The Portrait of a Lady
The Portrait of a Lady Chapter 36 Summary
- It is the autumn of 1876, some three years later.
- Edward Rosier (remember him?) calls upon Madame Merle in Rome to ask her for a favor.
- Rosier is in love with Pansy, and asks for Madame Merle’s influence in recommending him to Mr. and Mrs. Osmond.
- Rosier loves Pansy for her perfection. He is a collector of art as well, but we don’t get the same creepy voyeur feeling from him that we get from Osmond.
- Mr. Rosier admires Madame Merle’s own collection of beautiful objects.
- For some reason, the guileless Rosier thinks that Madame Merle likes him. She makes him doubt it, since she puts on a charming exterior for everyone.

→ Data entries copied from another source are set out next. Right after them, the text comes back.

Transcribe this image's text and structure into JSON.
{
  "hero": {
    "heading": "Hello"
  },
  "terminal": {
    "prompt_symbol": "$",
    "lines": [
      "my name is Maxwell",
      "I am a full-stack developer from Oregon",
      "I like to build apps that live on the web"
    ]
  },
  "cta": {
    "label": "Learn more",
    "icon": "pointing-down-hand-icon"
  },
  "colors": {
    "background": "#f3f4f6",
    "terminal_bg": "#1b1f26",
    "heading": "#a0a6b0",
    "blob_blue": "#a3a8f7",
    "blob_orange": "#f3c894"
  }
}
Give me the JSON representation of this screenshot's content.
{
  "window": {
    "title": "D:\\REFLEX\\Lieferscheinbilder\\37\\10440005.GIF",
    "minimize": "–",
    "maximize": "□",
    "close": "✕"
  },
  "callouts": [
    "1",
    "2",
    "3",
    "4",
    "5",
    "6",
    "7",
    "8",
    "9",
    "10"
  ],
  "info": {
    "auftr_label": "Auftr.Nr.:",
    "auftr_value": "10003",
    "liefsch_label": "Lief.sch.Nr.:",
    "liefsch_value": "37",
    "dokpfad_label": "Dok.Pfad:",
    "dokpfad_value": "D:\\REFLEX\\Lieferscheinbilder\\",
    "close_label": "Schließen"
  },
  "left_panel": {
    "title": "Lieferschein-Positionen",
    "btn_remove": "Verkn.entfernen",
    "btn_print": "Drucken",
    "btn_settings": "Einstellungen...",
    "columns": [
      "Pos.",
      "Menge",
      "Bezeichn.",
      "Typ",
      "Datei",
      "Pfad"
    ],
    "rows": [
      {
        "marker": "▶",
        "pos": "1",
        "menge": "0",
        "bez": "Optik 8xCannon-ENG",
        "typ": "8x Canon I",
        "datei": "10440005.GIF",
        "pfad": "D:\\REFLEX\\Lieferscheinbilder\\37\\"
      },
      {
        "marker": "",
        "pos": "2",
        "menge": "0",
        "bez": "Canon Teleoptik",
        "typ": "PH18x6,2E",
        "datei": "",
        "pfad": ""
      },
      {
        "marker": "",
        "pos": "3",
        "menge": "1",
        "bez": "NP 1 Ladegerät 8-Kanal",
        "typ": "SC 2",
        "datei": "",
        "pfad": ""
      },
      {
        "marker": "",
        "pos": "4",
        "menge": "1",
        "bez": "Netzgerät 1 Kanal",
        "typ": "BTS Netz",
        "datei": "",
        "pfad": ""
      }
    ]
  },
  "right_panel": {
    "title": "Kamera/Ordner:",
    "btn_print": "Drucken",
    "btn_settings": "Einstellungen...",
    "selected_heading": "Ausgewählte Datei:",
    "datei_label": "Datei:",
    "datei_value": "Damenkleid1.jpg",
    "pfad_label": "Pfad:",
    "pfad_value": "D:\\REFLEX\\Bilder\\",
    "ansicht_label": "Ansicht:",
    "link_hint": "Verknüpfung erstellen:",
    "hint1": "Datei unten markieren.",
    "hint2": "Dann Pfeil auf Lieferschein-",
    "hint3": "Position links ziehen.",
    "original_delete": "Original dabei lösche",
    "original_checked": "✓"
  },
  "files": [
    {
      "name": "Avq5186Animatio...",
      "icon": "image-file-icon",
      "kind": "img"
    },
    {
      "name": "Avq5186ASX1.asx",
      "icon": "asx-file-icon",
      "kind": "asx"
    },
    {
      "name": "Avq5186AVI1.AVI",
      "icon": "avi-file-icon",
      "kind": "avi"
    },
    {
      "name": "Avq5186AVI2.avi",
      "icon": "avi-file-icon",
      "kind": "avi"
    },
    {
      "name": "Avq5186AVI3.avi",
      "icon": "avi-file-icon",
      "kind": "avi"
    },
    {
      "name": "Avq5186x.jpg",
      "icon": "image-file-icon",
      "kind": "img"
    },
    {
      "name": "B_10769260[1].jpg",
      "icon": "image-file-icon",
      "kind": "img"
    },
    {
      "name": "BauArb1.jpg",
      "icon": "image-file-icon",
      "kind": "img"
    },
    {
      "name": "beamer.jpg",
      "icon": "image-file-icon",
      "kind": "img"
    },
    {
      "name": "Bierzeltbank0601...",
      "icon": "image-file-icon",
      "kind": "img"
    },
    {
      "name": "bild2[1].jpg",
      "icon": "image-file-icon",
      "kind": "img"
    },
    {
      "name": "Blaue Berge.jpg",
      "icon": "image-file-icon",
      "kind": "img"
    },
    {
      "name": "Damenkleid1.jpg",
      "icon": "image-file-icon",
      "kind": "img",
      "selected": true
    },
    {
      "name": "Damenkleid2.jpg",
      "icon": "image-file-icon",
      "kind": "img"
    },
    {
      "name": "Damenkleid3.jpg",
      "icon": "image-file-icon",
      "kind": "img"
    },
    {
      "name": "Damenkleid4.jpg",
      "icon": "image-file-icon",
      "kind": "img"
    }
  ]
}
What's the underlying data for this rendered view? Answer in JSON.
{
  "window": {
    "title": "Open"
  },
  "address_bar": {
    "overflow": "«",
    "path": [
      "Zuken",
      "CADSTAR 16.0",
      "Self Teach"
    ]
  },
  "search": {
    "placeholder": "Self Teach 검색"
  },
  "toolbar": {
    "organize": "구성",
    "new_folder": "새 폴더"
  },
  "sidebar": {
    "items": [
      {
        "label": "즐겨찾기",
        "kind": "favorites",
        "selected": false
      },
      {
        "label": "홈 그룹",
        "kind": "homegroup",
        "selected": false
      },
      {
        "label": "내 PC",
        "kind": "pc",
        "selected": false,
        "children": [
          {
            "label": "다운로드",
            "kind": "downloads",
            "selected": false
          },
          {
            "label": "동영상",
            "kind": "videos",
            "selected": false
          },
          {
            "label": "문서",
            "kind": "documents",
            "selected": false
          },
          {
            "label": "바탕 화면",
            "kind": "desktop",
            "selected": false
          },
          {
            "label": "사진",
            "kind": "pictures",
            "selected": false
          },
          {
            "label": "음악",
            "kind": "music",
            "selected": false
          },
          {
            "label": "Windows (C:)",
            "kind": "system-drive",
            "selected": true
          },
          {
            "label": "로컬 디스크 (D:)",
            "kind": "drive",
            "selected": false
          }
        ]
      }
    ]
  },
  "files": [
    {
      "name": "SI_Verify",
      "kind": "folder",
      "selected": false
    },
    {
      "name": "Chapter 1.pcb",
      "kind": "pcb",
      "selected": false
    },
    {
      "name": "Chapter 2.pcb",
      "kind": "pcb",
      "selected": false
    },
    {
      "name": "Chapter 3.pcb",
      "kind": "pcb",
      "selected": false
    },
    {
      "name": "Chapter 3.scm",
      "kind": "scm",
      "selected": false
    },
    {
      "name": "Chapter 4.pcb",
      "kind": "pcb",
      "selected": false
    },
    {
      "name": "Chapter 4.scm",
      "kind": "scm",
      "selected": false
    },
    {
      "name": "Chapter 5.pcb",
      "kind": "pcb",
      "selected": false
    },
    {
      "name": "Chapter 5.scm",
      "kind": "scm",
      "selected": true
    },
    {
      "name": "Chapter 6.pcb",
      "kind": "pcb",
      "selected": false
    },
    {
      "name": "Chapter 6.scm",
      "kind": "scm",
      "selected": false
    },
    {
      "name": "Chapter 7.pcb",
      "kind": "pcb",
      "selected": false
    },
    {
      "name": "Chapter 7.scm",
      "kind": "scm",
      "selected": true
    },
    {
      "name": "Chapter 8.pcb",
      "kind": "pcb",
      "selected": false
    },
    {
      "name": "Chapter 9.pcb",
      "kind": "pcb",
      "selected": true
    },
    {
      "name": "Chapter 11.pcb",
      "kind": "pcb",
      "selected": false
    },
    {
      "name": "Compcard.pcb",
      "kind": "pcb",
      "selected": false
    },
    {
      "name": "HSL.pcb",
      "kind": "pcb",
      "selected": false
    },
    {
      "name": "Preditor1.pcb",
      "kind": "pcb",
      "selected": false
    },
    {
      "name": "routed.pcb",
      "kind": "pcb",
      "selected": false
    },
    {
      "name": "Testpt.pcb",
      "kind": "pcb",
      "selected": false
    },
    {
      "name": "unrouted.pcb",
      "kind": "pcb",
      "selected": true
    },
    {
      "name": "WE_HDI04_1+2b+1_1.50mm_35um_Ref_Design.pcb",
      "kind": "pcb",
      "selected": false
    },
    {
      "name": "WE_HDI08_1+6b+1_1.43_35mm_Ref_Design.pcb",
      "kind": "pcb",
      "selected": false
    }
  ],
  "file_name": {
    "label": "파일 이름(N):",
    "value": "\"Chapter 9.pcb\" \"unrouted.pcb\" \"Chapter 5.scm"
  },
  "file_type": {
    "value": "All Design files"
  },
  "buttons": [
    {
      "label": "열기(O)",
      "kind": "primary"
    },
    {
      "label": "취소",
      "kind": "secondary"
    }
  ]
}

- Madame Merle jokes that she will help him in exchange for some of his elegant pieces from the era of Louis Quatorze. Rosier, who isn’t exactly quick on the uptake, figures that she might be serious, but he’s undaunted – he would give her all of his art collection in order to marry Pansy.
- Madame Merle agrees to help Rosier, although she insists that he not ask Isabel for help at all. Rosier thinks that this weird, and wonders if he has come to the right person for help.
- Rosier says that he makes forty thousand francs a year, and it’s okay if Pansy has no dowry to give. Madame Merle suggests that Isabel, now known exclusively as Mrs. Osmond, has a good deal of money, but that she may keep it for her own children, if she has them. Apparently, Isabel did have a son a couple of years ago, but he died as an infant.
- Madame Merle admits that she knows Pansy loves Rosier.
- Rosier leaves, thinking about how splendid Isabel is.
- Rosier visits the Palazzo Roccanera, the beautiful but menacing fortress-like castle that Isabel, Osmond, and Pansy live in.
- Ned thinks of how dungeon-like the place looks. Isabel had told him that they picked it for its "local colour," but he romantically thinks that it resembles a prison, in which young girls were kept from their true loves.
- Isabel had also told Ned that all of the fine art pieces in the house were selected by Osmond, and that she had no say in it whatsoever.
- Osmond had bought most of the pieces before he met Isabel; to Rosier, this means that an art collector can be successful even without a lot of money.